According to Wikipedia the Woiwurrung people lived in these parts of the Upper Goulburn when the first white settlers arrived in 1837. In the Woiwurrung language Murrindindi means “living in the mountains” and indeed this part of the Upper Goulburn Wine Region (www.uppergoulburnwine.org.au) is quite hilly and mountainous. It was all covered by forests.
There has never been a Murrindindi town. The first settlers (squatters as they are called in Australia) cleared the forests and farming and timber became the main industries in this region. A short lived gold rush began in 1868.
Mountain view in Murrindindi
Although most of the area was deforested by the early 20th century, systematic protection and re-planting of trees has occurred and today the eastern part of the Melba Highway from Glenburn to Yea is in some parts quite densely forested again with Mountain Ash and other gum varieties.

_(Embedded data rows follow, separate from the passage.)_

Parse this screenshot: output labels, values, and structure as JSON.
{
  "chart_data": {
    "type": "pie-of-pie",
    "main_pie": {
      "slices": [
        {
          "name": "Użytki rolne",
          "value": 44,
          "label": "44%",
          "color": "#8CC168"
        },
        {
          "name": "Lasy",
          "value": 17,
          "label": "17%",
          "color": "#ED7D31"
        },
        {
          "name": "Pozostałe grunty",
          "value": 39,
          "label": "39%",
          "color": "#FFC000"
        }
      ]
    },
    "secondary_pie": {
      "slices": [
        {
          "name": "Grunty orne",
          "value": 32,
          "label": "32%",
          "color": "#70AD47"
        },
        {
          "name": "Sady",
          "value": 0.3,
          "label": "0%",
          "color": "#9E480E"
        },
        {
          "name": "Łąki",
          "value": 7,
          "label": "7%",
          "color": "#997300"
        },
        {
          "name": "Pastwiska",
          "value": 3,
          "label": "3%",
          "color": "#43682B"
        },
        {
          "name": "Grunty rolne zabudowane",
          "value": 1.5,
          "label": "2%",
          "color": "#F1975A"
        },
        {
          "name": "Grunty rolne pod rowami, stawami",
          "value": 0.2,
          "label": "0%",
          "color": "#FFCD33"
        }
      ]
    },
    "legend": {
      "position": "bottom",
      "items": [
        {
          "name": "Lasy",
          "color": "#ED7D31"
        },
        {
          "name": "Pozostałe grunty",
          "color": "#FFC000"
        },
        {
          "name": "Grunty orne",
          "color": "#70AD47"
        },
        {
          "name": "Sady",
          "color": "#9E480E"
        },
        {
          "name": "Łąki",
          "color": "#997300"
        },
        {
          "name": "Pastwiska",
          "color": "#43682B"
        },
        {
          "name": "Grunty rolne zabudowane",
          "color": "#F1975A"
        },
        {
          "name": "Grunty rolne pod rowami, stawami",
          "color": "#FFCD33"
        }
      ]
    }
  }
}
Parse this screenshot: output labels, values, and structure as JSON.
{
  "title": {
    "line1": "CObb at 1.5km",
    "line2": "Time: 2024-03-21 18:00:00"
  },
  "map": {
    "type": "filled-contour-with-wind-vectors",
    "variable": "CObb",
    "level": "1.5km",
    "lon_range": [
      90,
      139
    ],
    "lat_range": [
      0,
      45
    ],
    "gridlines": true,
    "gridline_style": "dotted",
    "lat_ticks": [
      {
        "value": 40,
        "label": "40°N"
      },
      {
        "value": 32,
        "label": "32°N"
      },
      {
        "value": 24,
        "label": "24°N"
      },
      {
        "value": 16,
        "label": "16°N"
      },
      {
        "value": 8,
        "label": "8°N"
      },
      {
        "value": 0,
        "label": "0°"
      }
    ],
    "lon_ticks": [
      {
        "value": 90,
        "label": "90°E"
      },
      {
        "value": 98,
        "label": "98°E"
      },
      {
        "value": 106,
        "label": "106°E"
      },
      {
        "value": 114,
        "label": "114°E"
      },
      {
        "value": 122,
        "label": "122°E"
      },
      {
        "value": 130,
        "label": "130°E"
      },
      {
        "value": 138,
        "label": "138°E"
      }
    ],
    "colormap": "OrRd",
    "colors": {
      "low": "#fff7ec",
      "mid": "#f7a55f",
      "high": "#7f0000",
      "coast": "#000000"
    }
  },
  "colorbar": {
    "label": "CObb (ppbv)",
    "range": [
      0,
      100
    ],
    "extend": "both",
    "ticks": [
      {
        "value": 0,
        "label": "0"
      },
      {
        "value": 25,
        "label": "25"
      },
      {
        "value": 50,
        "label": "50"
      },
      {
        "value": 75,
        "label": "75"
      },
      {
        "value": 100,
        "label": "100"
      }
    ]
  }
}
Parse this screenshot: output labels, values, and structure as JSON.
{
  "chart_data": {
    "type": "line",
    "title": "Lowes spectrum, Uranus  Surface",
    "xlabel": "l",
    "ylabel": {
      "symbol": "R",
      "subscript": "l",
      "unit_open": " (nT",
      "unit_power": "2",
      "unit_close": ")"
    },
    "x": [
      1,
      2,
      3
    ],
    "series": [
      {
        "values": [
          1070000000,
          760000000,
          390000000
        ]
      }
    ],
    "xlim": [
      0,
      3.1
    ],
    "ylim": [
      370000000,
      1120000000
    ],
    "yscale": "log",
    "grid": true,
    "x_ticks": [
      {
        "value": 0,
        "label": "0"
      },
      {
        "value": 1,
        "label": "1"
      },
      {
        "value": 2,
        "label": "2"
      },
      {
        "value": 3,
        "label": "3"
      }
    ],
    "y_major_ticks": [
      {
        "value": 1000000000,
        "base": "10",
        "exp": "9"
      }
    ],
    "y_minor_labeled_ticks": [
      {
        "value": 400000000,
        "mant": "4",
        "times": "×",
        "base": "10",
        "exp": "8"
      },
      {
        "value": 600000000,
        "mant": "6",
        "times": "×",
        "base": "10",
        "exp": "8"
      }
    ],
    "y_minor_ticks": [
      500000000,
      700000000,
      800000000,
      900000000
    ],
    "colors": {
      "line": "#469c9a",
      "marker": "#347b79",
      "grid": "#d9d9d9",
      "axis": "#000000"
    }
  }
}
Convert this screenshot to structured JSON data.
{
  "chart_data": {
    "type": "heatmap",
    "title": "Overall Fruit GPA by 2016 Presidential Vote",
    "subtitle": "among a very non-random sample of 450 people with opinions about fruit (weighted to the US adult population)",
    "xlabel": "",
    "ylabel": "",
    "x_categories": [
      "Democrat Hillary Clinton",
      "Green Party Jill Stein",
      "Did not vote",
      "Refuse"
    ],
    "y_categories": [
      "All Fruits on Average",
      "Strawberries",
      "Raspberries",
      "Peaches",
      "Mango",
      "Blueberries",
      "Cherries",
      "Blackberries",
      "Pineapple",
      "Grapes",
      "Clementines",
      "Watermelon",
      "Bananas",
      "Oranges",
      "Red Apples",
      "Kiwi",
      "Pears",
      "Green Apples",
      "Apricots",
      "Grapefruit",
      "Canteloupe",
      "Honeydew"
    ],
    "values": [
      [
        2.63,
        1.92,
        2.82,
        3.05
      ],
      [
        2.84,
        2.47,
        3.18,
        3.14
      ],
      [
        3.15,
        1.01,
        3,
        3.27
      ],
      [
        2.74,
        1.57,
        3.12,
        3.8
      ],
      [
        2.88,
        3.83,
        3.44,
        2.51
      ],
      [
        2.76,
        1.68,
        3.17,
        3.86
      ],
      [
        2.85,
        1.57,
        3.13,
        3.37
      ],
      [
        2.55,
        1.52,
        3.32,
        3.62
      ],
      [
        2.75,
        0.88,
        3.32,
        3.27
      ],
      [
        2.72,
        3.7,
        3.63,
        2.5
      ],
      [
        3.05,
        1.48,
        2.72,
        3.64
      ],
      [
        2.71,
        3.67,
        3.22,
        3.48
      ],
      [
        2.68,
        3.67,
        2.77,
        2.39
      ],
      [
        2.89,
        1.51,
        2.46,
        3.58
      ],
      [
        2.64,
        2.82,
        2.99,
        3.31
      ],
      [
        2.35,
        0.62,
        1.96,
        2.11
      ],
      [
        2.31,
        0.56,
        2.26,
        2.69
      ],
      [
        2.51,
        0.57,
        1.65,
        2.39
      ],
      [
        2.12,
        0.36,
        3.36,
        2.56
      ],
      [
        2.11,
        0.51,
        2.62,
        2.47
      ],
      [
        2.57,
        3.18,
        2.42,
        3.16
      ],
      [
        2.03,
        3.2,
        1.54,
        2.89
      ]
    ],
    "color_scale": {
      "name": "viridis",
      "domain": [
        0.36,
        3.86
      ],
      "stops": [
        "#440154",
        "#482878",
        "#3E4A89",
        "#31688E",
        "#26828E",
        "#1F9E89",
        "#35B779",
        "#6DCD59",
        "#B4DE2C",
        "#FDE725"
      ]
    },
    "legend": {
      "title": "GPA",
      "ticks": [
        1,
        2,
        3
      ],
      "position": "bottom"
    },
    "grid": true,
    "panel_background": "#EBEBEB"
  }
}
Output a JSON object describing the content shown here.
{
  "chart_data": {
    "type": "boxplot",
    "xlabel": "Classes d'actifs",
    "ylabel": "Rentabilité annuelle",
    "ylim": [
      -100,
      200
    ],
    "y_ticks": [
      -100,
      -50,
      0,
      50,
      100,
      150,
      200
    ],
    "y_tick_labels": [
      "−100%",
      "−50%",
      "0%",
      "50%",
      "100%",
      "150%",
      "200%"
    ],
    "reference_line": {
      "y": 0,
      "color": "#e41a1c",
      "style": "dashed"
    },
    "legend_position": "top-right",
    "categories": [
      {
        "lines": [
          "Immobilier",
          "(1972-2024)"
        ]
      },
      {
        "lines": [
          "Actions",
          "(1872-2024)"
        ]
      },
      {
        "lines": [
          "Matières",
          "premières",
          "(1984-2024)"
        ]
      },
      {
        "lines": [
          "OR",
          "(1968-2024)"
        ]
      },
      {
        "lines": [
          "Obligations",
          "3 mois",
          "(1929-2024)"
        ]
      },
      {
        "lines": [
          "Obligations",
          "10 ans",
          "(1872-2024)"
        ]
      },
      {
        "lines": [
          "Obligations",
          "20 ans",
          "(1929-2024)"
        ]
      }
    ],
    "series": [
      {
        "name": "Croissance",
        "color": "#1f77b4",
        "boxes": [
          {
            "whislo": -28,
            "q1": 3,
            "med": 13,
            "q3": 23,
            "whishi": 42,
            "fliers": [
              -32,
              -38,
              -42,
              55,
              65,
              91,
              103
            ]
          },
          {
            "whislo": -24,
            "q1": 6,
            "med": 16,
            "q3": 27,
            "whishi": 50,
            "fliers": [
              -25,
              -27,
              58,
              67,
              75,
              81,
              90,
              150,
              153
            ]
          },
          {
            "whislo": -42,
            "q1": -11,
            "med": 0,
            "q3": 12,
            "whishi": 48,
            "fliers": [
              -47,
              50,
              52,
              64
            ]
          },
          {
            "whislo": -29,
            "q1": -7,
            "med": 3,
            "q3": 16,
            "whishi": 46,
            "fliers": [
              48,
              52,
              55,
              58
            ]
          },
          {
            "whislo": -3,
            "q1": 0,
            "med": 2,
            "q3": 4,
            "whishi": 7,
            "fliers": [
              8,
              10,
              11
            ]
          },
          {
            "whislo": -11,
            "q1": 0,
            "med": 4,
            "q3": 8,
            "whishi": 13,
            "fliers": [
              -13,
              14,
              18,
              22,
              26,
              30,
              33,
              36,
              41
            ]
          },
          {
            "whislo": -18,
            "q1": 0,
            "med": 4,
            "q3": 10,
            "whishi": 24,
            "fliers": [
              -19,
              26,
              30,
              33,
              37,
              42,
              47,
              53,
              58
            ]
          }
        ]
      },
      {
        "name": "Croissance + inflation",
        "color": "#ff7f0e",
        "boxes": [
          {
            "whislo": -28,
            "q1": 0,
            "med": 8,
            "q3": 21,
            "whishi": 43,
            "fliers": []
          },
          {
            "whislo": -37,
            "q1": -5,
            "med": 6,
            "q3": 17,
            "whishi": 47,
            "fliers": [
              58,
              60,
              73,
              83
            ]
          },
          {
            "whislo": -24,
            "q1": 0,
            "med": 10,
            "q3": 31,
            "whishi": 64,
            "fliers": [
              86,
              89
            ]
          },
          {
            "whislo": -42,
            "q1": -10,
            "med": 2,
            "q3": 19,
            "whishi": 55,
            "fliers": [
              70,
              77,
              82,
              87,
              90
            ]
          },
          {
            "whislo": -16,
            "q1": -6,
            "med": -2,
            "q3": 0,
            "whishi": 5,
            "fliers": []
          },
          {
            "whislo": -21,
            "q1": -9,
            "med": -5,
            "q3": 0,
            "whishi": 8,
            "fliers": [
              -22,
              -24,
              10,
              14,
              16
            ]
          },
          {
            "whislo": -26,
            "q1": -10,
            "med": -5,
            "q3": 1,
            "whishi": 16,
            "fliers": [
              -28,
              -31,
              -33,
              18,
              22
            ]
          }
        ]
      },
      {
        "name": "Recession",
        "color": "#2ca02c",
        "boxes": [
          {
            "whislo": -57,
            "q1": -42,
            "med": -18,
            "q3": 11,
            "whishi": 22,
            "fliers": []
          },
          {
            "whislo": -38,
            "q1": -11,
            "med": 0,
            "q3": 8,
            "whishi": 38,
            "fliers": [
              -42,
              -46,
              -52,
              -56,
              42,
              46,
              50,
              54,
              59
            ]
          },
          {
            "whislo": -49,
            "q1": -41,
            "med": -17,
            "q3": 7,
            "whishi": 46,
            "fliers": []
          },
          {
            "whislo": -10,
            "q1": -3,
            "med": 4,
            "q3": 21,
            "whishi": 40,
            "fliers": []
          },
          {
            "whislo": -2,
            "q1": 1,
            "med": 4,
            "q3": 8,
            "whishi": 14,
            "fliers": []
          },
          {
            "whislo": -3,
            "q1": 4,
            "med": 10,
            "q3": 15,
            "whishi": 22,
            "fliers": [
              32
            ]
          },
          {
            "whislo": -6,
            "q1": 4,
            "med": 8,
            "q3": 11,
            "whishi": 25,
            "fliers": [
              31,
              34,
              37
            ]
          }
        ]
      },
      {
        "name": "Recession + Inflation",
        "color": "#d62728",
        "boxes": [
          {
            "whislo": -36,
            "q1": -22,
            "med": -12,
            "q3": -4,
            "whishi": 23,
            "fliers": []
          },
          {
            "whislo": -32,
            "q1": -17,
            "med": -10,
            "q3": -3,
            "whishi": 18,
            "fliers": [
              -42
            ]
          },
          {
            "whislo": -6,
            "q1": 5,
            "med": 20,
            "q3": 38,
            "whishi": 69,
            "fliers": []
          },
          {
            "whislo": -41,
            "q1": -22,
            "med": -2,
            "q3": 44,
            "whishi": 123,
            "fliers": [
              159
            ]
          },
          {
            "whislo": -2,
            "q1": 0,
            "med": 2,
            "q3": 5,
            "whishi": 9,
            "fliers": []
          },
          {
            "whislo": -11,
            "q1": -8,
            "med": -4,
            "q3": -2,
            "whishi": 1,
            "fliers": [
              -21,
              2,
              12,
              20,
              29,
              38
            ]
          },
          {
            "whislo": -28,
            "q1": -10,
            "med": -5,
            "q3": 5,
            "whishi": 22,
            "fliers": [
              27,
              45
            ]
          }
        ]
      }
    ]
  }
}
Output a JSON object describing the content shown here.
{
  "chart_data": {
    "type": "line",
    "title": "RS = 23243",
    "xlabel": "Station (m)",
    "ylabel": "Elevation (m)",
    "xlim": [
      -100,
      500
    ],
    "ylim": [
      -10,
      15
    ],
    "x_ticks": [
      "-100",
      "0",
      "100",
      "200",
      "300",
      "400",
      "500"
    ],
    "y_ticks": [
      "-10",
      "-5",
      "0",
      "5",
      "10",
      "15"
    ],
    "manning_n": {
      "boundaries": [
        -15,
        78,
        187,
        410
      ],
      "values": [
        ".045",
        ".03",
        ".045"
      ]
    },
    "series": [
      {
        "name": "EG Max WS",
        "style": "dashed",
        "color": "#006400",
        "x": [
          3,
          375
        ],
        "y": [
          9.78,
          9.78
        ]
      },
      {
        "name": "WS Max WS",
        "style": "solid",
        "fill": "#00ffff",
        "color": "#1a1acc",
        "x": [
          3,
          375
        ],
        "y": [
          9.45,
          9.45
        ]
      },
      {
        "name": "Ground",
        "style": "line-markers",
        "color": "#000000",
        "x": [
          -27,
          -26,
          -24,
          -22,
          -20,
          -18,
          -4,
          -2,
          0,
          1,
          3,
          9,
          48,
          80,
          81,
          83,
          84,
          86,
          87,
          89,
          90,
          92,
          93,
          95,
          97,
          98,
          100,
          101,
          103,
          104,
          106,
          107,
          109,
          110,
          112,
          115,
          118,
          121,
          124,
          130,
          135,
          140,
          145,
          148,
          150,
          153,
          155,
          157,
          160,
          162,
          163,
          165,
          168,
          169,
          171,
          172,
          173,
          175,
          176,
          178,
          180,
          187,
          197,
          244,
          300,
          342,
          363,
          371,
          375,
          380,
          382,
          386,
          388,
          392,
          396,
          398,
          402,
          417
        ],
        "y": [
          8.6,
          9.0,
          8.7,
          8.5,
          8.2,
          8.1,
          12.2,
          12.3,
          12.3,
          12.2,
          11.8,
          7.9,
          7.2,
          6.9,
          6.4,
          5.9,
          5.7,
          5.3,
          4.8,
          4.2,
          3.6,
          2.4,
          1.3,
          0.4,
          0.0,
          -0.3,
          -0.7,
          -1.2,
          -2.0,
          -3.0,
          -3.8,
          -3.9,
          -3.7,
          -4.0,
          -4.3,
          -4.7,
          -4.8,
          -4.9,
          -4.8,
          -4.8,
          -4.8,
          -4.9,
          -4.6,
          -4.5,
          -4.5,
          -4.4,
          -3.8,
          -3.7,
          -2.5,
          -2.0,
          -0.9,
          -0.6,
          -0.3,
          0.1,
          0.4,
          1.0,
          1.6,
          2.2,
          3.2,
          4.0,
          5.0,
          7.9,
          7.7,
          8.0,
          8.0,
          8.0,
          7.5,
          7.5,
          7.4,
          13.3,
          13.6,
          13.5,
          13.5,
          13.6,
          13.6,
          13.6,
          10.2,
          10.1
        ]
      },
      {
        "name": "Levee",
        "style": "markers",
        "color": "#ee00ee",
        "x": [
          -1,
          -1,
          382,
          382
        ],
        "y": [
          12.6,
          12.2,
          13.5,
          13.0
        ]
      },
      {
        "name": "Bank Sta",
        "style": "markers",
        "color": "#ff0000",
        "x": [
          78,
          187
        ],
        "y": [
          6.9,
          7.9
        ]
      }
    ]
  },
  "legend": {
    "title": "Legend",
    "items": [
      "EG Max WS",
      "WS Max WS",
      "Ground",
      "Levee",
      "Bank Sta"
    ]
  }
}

Tourism is on the rise (www.murrindinditourism.com.au). Accommodation is easily available. There are good opportunities for trail riding, fishing, trail biking, and bush walking, specially along the Wilhelmina Falls and along the Murrindindi River.
Also the wine industry has made Murrindindi its home. Since the late 1980ies and the early 1990ies some vineyards were established in the Murrindindi area. In comparison with my native Mosel River, this might seem a rather short history of wine production. Indeed, vintners and winemaker here are true pioneers. There are fours vineyards in the vicinity:
▪ Penbro Estate
▪ Murrindindi Vineyards
▪ Yea Valley Vineyards and
▪ Two Hills Vineyard
All are members of the Upper Goulburn Wine Growers Association but only Penbro Estate has a website (www.penbroestate.com.au). There cellar door used to be the Glenburn Pub in Glenburn. Murrindindi Vineyard’s cellar door is at Marmelades Café in Yea, a small country town about 25 km to the north along the Melba Highway.
Whereas the Celtic Treverer had hundreds of years of site and varietals’ selection opportunities, so that today a rich and extensive knowledge base exists in the Mosel wine industry with well established vineyards and wineries.
The vintners in Murrindindi had only a couple of years of trial and error and are still searching.
We at Two Hills had to pull all our Cabernet grapes out because they would not ripen in the cool and harsh climate with its short autumns. They were replaced with Pinot Noir.
Last year was our first but promising Pinot vintage. The variety seems to be better suited to our conditions then the long ripening Cabernet. We plan to extend our vineyard and plant 0.4 ha of Chardonnay this year.